Mr Clarke writes: “The all-male group discussions include explicit homophobia; highly offensive comments about British service personnel; a stated ambition to increase segregation in the school; disparagement of strands of Islam; scepticism about the truth of reports of the murder of Lee Rigby and the Boston bombings; and a constant undercurrent of anti-Western, anti-American and anti-Israeli sentiment.
“The numerous endorsements of hyperlinks to extremist speakers betray a collective mindset that can fairly be described as an intolerant Islamist approach that denies the validity of alternative beliefs, lifestyles and value systems, including within Islam itself,” he add.
According to the report, in some of the messages the teachers shared images of toilet roll with the flag of Israel imprinted on it.

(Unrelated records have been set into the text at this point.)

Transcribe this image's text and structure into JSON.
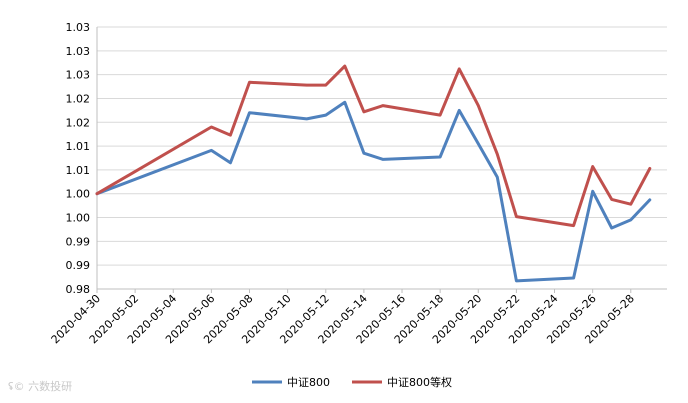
{
  "chart_data": {
    "type": "line",
    "ylim": [
      0.98,
      1.035
    ],
    "y_tick_values": [
      0.98,
      0.985,
      0.99,
      0.995,
      1.0,
      1.005,
      1.01,
      1.015,
      1.02,
      1.025,
      1.03,
      1.035
    ],
    "y_tick_labels": [
      "0.98",
      "0.99",
      "0.99",
      "1.00",
      "1.00",
      "1.01",
      "1.01",
      "1.02",
      "1.02",
      "1.03",
      "1.03",
      "1.03"
    ],
    "x_tick_labels": [
      "2020-04-30",
      "2020-05-02",
      "2020-05-04",
      "2020-05-06",
      "2020-05-08",
      "2020-05-10",
      "2020-05-12",
      "2020-05-14",
      "2020-05-16",
      "2020-05-18",
      "2020-05-20",
      "2020-05-22",
      "2020-05-24",
      "2020-05-26",
      "2020-05-28"
    ],
    "x": [
      "2020-04-30",
      "2020-05-06",
      "2020-05-07",
      "2020-05-08",
      "2020-05-11",
      "2020-05-12",
      "2020-05-13",
      "2020-05-14",
      "2020-05-15",
      "2020-05-18",
      "2020-05-19",
      "2020-05-20",
      "2020-05-21",
      "2020-05-22",
      "2020-05-25",
      "2020-05-26",
      "2020-05-27",
      "2020-05-28",
      "2020-05-29"
    ],
    "series": [
      {
        "name": "中证800",
        "color": "#4f81bd",
        "values": [
          1.0,
          1.0091,
          1.0065,
          1.017,
          1.0157,
          1.0165,
          1.0192,
          1.0085,
          1.0072,
          1.0077,
          1.0175,
          1.0105,
          1.0035,
          0.9817,
          0.9823,
          1.0005,
          0.9928,
          0.9945,
          0.9987
        ]
      },
      {
        "name": "中证800等权",
        "color": "#c0504d",
        "values": [
          1.0,
          1.014,
          1.0123,
          1.0234,
          1.0228,
          1.0228,
          1.0268,
          1.0172,
          1.0185,
          1.0165,
          1.0262,
          1.0185,
          1.0083,
          0.9952,
          0.9933,
          1.0057,
          0.9988,
          0.9978,
          1.0053
        ]
      }
    ],
    "grid": "horizontal",
    "legend_position": "bottom-center"
  },
  "watermark": {
    "text": "六数投研"
  }
}
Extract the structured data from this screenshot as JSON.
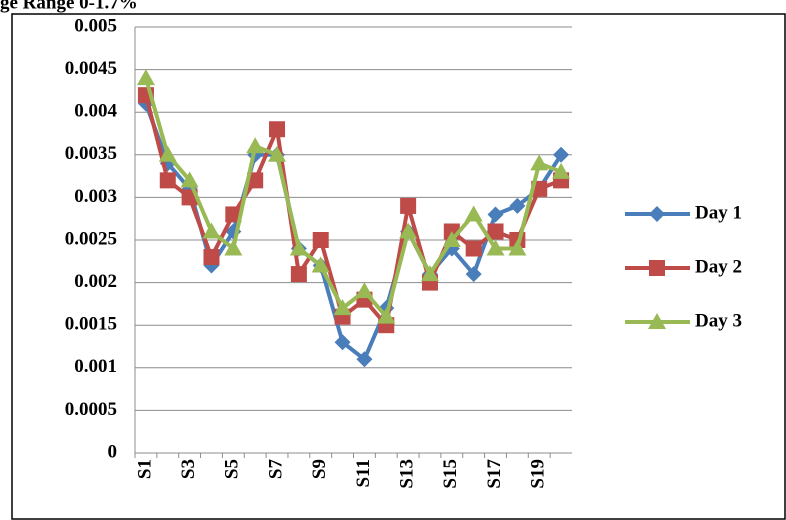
{
  "chart_data": {
    "type": "line",
    "title": "ge Range 0-1.7%",
    "categories": [
      "S1",
      null,
      "S3",
      null,
      "S5",
      null,
      "S7",
      null,
      "S9",
      null,
      "S11",
      null,
      "S13",
      null,
      "S15",
      null,
      "S17",
      null,
      "S19",
      null
    ],
    "series": [
      {
        "name": "Day 1",
        "color": "#4a7ebb",
        "marker": "diamond",
        "values": [
          0.0041,
          0.0034,
          0.0031,
          0.0022,
          0.0026,
          0.0035,
          0.0035,
          0.0024,
          0.0022,
          0.0013,
          0.0011,
          0.0017,
          0.0026,
          0.0021,
          0.0024,
          0.0021,
          0.0028,
          0.0029,
          0.0031,
          0.0035
        ]
      },
      {
        "name": "Day 2",
        "color": "#be4b48",
        "marker": "square",
        "values": [
          0.0042,
          0.0032,
          0.003,
          0.0023,
          0.0028,
          0.0032,
          0.0038,
          0.0021,
          0.0025,
          0.0016,
          0.0018,
          0.0015,
          0.0029,
          0.002,
          0.0026,
          0.0024,
          0.0026,
          0.0025,
          0.0031,
          0.0032
        ]
      },
      {
        "name": "Day 3",
        "color": "#98b954",
        "marker": "triangle",
        "values": [
          0.0044,
          0.0035,
          0.0032,
          0.0026,
          0.0024,
          0.0036,
          0.0035,
          0.0024,
          0.0022,
          0.0017,
          0.0019,
          0.0016,
          0.0026,
          0.0021,
          0.0025,
          0.0028,
          0.0024,
          0.0024,
          0.0034,
          0.0033
        ]
      }
    ],
    "ylim": [
      0,
      0.005
    ],
    "yticks": [
      0,
      0.0005,
      0.001,
      0.0015,
      0.002,
      0.0025,
      0.003,
      0.0035,
      0.004,
      0.0045,
      0.005
    ],
    "grid": true,
    "legend": "right"
  }
}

Mr Clarke stated that Mr Hussain had challenged some of the posts on the groups. He eventually changed the name of the group from the “Park View Brotherhood” to “Park View News”.
The report also noted claims that prefects at Park View School, called “ambassadors”, were selected from the most religiously observant pupils and were dubbed the “religious police” by some members of staff.
The report states that the ambassadors were alleged to report to the headteacher the names of staff and students who exhibited behaviour deemed “unacceptable by conservative Muslims”.
These included behaviours such as “boys and girls talking to each other or touching each other; boyfriend and girlfriend relationships; staff who speak out of turn; staff who wear inappropriate dress and Muslim women staff who may not be sufficiently covered”. Mr Hussain “vigorously denied” the claims.
Mr Clarke said he "neither specifically looked for, nor found, evidence of terrorism, radicalisation or violent extremism in the schools of concern in Birmingham".
But the report went on: "The existence of a common ideological stance among key linked individuals in this enquiry, the taking of control of governing bodies and the implementation of conservative religious practices in the schools where these individuals have influence, means that there can be no doubt that what has happened has been driven by a desire to instil a particular style of religious ethos into these state non-faith schools."
Education secretary Nicky Morgan said the findings from the report were “disturbing” and that there was “compelling evidence of a determined effort” among people with a “shared ideology” to gain control of the governing bodies of schools in Birmingham.
And she added: "Teachers have said they fear children are learning to be intolerant of difference and diversity. Instead of enjoying a broadening and enriching experience in school, young people are having their horizons narrowed and are being denied the opportunity to flourish in a modern multicultural Britain."
Ms Morgan announced that a new Birmingham education commissioner would be put in place to address the concerns within the city’s schools.
She also indicated that schools minister Lord Nash had written to Oldknow Academy Trust instructing it that its funding agreement had been terminated in light of its "manifest breaches", adding that a new interim executive board had replaced the failing governing body of Saltley School.